- Press Releases
May 11 (Renewables Now) - Spanish infrastructure builder and concessionaire group Elecnor SA (BME:ENO) said its consolidated net profit for the first quarter of 2020 totalled EUR 20.8 million (USD 22.5m), down 4.1% year-on-year, affected by the impact of the COVID-19 health crisis on operations in the final two weeks of March.
Net revenues were down by 2.5% to EUR 486.1 million, 93% of which were collected by Elecnor’s infrastructure business line, while the rest came from concessions, the group said in its financial report on Friday.
Pre-tax profit arrived at EUR 30.6 million compared to EUR 32.3 million recorded a year back.
The company does not expect a uniform impact of the COVID-19 emergency on its two business lines. Much of the assets it builds or operates under a concession are considered essential activity in Spain or strategic for the countries in which Elecnor runs its business. Assets that are under construction could be hit with delays, but Elecnor does not forecast these would affect expected profitability significantly.
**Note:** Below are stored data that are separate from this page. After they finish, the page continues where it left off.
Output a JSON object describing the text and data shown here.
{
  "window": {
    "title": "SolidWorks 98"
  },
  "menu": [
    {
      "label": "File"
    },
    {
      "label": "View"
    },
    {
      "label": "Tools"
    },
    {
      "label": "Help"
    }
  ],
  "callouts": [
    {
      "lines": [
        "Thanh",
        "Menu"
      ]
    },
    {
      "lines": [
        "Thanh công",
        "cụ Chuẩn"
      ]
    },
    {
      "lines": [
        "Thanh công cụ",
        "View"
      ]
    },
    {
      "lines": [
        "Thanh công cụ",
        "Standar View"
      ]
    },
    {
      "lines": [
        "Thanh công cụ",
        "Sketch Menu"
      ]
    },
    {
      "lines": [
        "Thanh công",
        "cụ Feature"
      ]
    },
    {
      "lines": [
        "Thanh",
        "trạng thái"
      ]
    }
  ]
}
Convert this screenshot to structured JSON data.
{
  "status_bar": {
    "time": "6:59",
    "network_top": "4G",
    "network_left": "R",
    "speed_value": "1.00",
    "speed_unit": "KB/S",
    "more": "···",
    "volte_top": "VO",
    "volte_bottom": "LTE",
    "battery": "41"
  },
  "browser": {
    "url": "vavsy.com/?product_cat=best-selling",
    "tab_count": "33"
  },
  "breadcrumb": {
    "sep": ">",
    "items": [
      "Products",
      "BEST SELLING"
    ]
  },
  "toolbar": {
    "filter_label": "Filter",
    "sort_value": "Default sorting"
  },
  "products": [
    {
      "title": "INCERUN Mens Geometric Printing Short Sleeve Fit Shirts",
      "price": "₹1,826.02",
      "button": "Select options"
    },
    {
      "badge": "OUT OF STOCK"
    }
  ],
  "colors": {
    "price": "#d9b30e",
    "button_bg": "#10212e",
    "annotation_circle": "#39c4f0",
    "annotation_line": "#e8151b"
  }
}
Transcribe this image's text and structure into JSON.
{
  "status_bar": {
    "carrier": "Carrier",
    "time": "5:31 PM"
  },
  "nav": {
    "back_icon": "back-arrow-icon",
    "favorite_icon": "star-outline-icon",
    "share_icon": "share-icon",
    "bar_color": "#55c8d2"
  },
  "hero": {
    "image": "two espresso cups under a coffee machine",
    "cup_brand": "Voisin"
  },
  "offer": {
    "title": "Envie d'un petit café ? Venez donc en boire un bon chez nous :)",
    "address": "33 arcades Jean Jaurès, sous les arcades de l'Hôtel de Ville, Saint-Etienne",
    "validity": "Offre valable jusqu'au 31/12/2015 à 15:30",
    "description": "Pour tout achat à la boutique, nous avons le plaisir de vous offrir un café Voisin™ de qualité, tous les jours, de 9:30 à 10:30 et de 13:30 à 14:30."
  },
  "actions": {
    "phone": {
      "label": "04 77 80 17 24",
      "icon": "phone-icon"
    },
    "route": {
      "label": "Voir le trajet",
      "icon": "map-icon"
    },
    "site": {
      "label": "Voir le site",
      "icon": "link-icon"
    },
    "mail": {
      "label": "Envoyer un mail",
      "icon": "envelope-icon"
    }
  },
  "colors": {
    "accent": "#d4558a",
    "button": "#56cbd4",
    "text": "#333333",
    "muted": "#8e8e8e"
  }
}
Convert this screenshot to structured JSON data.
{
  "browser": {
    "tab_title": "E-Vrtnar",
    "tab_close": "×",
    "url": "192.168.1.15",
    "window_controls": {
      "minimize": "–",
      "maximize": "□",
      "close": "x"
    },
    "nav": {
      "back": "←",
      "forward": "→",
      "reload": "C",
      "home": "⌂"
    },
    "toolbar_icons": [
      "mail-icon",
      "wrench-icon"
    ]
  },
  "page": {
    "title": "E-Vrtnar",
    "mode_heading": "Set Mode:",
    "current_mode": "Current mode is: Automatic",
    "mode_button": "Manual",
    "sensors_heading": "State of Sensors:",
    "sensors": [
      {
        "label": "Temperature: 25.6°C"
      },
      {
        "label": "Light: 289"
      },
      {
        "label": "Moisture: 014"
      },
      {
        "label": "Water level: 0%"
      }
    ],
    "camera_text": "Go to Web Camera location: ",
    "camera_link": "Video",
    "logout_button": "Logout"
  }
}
The group operates 5,740 kilometres of power transmission lines in Chile and Brazil and has a hand in 1,483 MW of renewable energy assets in operation or under construction in Spain, Brazil and Canada.
Elecnor said activities in the infrastructure business had been showing “clear signs of growth” until the state of emergency was declared in Spain in mid-March. During the first quarter, the company was building wind farms at home for local renewable energy firms Greenalia SA (BME:GRN) and Forestalia Renovables SL.
Progress on projects abroad that will get under construction this year will depend on the crisis management measures taken by local governments, Elecnor added.
The company has access to enough financing lines to secure liquidity during the current crisis and is evaluating operating expenses to cut discretionary costs, it said.